Perhaps a footnote underneath all its thematic layers, but what was striking about this overlooked movie was the incidental—deliberate?—ubiquity of certain American attitudes about workaholism. More specifically, the rat race and its envious side. Harry Caul (Hackman) eats, sleeps and breathes surveillance tech. So much so that a booty call he goes on not only goes unconsummated; he seemingly breaks off the relationship when his girlfriend’s game of 21 questions begins to go against his unspoken ethos; a pathological commitment to secrecy. An understandable stance to protect the secrets of his trade, given his chosen profession. And that blurs the line between having to switch off and retire to one’s domestic refuge, so we’re back to square one.

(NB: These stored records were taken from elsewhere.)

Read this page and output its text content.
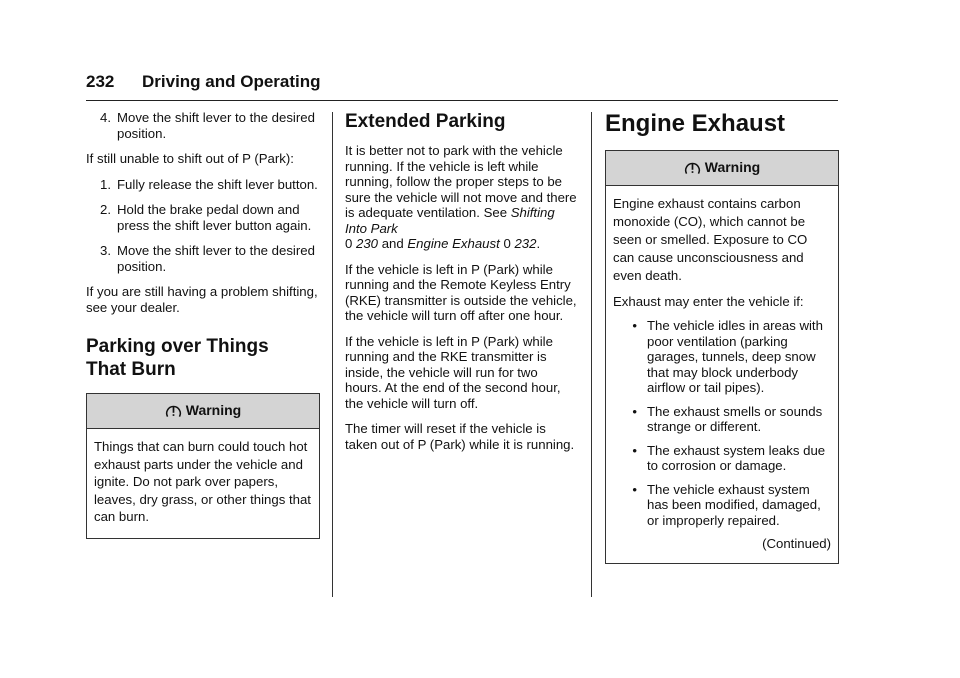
232 Driving and Operating
4. Move the shift lever to the desired position.

If still unable to shift out of P (Park):

1. Fully release the shift lever button.
2. Hold the brake pedal down and press the shift lever button again.
3. Move the shift lever to the desired position.

If you are still having a problem shifting, see your dealer.

Parking over Things
That Burn
Warning

Things that can burn could touch hot exhaust parts under the vehicle and ignite. Do not park over papers, leaves, dry grass, or other things that can burn.

Extended Parking

It is better not to park with the vehicle running. If the vehicle is left while running, follow the proper steps to be sure the vehicle will not move and there is adequate ventilation. See Shifting Into Park
0 230 and Engine Exhaust 0 232.

If the vehicle is left in P (Park) while running and the Remote Keyless Entry (RKE) transmitter is outside the vehicle, the vehicle will turn off after one hour.

If the vehicle is left in P (Park) while running and the RKE transmitter is inside, the vehicle will run for two hours. At the end of the second hour, the vehicle will turn off.

The timer will reset if the vehicle is taken out of P (Park) while it is running.

Engine Exhaust
Warning

Engine exhaust contains carbon monoxide (CO), which cannot be seen or smelled. Exposure to CO can cause unconsciousness and even death.

Exhaust may enter the vehicle if:

• The vehicle idles in areas with poor ventilation (parking garages, tunnels, deep snow that may block underbody airflow or tail pipes).
• The exhaust smells or sounds strange or different.
• The exhaust system leaks due to corrosion or damage.
• The vehicle exhaust system has been modified, damaged, or improperly repaired.

(Continued)
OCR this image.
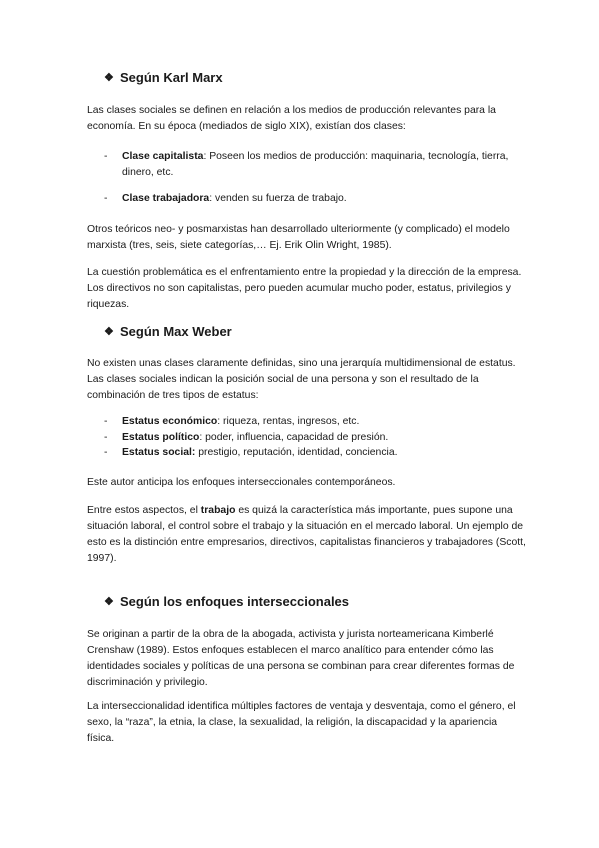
❖ Según Karl Marx

Las clases sociales se definen en relación a los medios de producción relevantes para la economía. En su época (mediados de siglo XIX), existían dos clases:

- Clase capitalista: Poseen los medios de producción: maquinaria, tecnología, tierra, dinero, etc.
- Clase trabajadora: venden su fuerza de trabajo.

Otros teóricos neo- y posmarxistas han desarrollado ulteriormente (y complicado) el modelo marxista (tres, seis, siete categorías,… Ej. Erik Olin Wright, 1985).

La cuestión problemática es el enfrentamiento entre la propiedad y la dirección de la empresa. Los directivos no son capitalistas, pero pueden acumular mucho poder, estatus, privilegios y riquezas.

❖ Según Max Weber

No existen unas clases claramente definidas, sino una jerarquía multidimensional de estatus. Las clases sociales indican la posición social de una persona y son el resultado de la combinación de tres tipos de estatus:

- Estatus económico: riqueza, rentas, ingresos, etc.
- Estatus político: poder, influencia, capacidad de presión.
- Estatus social: prestigio, reputación, identidad, conciencia.

Este autor anticipa los enfoques interseccionales contemporáneos.

Entre estos aspectos, el trabajo es quizá la característica más importante, pues supone una situación laboral, el control sobre el trabajo y la situación en el mercado laboral. Un ejemplo de esto es la distinción entre empresarios, directivos, capitalistas financieros y trabajadores (Scott, 1997).

❖ Según los enfoques interseccionales

Se originan a partir de la obra de la abogada, activista y jurista norteamericana Kimberlé Crenshaw (1989). Estos enfoques establecen el marco analítico para entender cómo las identidades sociales y políticas de una persona se combinan para crear diferentes formas de discriminación y privilegio.

La interseccionalidad identifica múltiples factores de ventaja y desventaja, como el género, el sexo, la “raza”, la etnia, la clase, la sexualidad, la religión, la discapacidad y la apariencia física.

Above all, Coppola’s film is about stark dichotomies—privacy and paranoia, surveillance and guilt—and how—in one moment of moral awakening, and not a convenient placed reveal—Caul grips with growing conflicts about a current assignment. Caul is dedicated, detached and borderline eremitic. He is also a Catholic and a moral relativist who puts the bottom line ahead of the red line. He’s buried his head in the sand as regards the destruction his surveillance once left in its wake. He yearns for affection but demands it be shown on his own terms—electing to abscond from an amorous fling the moment intimacy implies a commitment on his part, admonishing his landlady for breaching his guarded sanctuary to slip a birthday gift while he’s away.

To understand Coppola’s genius in crafting depth in his story, it is best to examine how exposition is delivered prior to arriving to one (among several) similarly and pivotally insightful moments. Caul is not a government agent commanding an open-air assassination, despite insinuations to such op permeating the opening credits. The after-party following a surveillance convention is a choreography of celebratory glee and single-minded obsession with one’s vocation. On the one hand, Caul’s assignment undergoes increasing degrees of unlayering, for the techie; some of which pertains to his professional endeavors, but the more glaring side concerns a newfound moral compass. What first seems like a hit waiting to happen turns into to sessions of pouring over audio tapes sourced from various vantage points including a mic-and-scope set-up I mistook for a sniper’s post.

On the other, we get a prolonged behind-the-scenes glimpse of what made Caul a distinguished player among industry peers, i.e., lesser competition. A convention—where manufacturers solicit his feedback on their wares for endorsement, rivals plead their case for a collaboration, and his client’s rep follows him after an overdue delivery—precedes that lengthy party sequence. But that too sees Coppola weave his way through multiple points of tension. Coppola structures his ideas around these high stakes moments, and it is the abstractions surrounding the meat of the film’s story which resonate loudest as, with every turn, the roles are reversed between observer and observed—predator and prey—in the surveillance game.